One year after Hurricane Katrina drowned New Orleans, the city and the US government are struggling to recover from its effects. Katrina exposed “glaring weaknesses” in the US – from black urban poverty to slapdash disaster management – says the FT. “If the city government’s failure to help people escape was shameful, the federal government’s willingness to leave them there for days was scandalous.”
The government did grant $110bn of federal aid for relief and rebuilding, but so far the results have been patchy. The French quarter has benefited, but half the original population of 460,000 has yet to return and many neighbourhoods are still in ruins, so “the city’s future is far from secure”.
Residents are still “one storm away from a repeat of the 2005 disaster”, says Florida’s Bradenton Herald: the levees have been rebuilt, but only to pre-Katrina standards. Money has been set aside to bolster the city’s defences, but plans are not finalised.

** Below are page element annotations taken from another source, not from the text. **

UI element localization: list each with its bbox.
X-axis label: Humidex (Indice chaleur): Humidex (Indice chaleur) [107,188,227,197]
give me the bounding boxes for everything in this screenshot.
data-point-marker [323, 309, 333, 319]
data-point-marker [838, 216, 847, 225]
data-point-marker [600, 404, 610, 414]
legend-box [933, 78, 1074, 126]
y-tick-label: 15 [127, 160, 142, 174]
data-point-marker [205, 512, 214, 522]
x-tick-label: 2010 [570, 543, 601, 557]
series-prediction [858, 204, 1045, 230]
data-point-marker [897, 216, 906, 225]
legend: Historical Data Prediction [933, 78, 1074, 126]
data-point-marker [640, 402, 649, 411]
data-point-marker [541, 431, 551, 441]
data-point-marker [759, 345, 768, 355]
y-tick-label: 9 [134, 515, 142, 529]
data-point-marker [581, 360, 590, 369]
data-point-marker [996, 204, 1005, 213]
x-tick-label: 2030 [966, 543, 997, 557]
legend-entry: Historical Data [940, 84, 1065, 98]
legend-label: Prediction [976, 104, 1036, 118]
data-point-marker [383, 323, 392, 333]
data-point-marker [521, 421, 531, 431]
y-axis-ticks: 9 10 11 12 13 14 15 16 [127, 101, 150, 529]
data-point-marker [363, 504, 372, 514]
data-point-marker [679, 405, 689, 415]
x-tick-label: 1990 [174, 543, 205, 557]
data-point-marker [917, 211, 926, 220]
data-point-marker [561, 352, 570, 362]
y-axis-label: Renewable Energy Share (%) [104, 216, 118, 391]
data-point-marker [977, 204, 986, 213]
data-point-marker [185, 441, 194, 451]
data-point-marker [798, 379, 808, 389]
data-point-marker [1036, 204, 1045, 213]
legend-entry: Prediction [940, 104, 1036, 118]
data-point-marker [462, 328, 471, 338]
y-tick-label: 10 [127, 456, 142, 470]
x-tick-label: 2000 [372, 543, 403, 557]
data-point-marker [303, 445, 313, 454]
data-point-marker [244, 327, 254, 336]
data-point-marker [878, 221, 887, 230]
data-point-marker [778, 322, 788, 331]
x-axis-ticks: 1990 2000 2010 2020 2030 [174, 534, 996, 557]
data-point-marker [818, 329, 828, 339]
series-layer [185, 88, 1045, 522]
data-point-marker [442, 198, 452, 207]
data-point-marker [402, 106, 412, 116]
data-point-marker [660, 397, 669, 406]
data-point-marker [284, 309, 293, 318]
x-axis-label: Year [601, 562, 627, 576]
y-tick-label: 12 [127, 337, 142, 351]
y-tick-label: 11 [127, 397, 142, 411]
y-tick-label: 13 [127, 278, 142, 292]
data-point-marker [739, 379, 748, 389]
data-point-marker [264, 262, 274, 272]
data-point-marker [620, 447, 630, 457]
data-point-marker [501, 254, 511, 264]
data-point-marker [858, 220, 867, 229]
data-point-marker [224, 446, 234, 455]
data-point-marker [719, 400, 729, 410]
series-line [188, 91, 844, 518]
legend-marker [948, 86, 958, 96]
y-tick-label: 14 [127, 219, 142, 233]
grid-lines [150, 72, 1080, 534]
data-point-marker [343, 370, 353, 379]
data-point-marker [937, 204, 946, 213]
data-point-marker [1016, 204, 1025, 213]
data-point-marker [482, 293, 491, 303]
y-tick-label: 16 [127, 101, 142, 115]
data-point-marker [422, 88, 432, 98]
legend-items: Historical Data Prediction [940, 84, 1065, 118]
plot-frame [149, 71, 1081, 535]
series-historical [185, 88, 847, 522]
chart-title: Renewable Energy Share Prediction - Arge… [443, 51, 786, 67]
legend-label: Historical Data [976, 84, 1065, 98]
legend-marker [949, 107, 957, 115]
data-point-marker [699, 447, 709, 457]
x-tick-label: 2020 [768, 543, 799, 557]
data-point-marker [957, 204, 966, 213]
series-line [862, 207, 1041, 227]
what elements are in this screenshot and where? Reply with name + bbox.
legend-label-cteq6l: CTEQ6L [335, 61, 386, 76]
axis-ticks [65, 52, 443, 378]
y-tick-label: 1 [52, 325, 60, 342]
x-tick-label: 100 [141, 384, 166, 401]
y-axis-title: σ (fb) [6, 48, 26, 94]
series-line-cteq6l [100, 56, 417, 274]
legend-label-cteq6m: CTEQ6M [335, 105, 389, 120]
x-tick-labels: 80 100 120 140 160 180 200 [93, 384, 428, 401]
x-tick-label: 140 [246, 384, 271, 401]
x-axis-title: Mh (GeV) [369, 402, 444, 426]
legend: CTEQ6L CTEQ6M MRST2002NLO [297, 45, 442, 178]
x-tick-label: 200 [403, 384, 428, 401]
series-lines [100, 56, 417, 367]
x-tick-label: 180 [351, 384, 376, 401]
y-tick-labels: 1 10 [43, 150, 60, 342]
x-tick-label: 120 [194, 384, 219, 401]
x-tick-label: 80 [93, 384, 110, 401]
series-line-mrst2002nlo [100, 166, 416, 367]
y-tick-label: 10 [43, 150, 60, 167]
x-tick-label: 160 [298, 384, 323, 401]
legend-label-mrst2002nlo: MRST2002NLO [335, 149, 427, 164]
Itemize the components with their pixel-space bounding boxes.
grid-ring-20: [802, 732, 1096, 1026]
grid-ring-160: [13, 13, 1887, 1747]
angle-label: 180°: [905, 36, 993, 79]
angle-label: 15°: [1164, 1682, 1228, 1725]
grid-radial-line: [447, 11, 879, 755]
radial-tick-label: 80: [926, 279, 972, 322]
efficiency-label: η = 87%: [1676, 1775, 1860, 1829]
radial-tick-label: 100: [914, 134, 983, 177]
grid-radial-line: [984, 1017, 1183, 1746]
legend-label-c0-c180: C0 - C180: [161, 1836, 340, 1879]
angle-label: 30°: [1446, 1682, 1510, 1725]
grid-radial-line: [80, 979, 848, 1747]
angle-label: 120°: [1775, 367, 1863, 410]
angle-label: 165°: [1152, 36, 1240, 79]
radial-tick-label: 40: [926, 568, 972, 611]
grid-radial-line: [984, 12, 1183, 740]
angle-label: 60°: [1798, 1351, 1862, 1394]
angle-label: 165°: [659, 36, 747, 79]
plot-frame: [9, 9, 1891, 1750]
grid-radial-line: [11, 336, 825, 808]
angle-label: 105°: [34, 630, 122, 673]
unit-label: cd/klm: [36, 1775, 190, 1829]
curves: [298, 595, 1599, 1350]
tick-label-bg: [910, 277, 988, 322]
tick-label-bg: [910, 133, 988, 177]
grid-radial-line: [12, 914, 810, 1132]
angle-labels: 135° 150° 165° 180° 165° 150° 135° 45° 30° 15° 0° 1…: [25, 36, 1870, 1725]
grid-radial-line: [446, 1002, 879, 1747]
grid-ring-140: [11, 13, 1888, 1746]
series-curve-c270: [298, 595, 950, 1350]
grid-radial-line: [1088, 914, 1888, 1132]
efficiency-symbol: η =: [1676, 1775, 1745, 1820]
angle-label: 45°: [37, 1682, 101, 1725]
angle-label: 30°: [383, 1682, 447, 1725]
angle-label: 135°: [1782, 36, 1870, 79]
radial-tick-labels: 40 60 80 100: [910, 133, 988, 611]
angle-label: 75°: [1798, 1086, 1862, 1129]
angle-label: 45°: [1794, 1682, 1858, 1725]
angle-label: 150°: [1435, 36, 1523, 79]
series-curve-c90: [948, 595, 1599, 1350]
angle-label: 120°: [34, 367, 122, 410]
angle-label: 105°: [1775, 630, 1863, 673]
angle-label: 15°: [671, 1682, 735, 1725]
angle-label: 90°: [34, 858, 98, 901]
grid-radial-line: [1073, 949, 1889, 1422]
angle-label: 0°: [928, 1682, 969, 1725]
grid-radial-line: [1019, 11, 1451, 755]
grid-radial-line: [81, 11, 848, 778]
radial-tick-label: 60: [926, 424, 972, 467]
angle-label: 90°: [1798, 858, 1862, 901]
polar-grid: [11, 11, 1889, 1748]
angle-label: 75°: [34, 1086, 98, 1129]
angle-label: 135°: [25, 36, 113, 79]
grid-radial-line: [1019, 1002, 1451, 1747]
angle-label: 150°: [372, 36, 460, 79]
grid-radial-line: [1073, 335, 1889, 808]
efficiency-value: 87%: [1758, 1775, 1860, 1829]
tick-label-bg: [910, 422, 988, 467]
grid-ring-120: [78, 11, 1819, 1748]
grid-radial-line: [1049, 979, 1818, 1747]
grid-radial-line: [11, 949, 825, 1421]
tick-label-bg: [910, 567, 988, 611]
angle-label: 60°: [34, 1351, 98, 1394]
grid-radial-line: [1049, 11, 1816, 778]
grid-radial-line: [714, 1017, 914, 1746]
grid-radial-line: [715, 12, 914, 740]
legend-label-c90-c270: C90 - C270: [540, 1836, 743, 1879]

Within the city, there is a sense that “progress has ground to a halt”, says The New York Times. No wonder: just $44bn of the $110bn aid package has been handed out, the bulk of it immediately after the flood. The “Katrina czar” should concentrate on repairs to utility networks, focus the limited resources for rebuilding on safer areas and give the bureaucrats a kick up the backside: “even well-staffed bureaucracies respond only when force is applied”. Otherwise people will hardly be tempted to return.
The disapproval shown by Americans for Bush’s inadequate reaction to the disaster has hardened, says The Economist. His approval ratings, around 45%-50% before Katrina, are stuck in the high 30s; enough to survive, but nowhere near good enough to attempt the major projects (such as privatising Social Security) envisaged before the hurricane. In November’s mid-term elections, the Republicans will be lucky to hang on to their majorities in the two houses of Congress.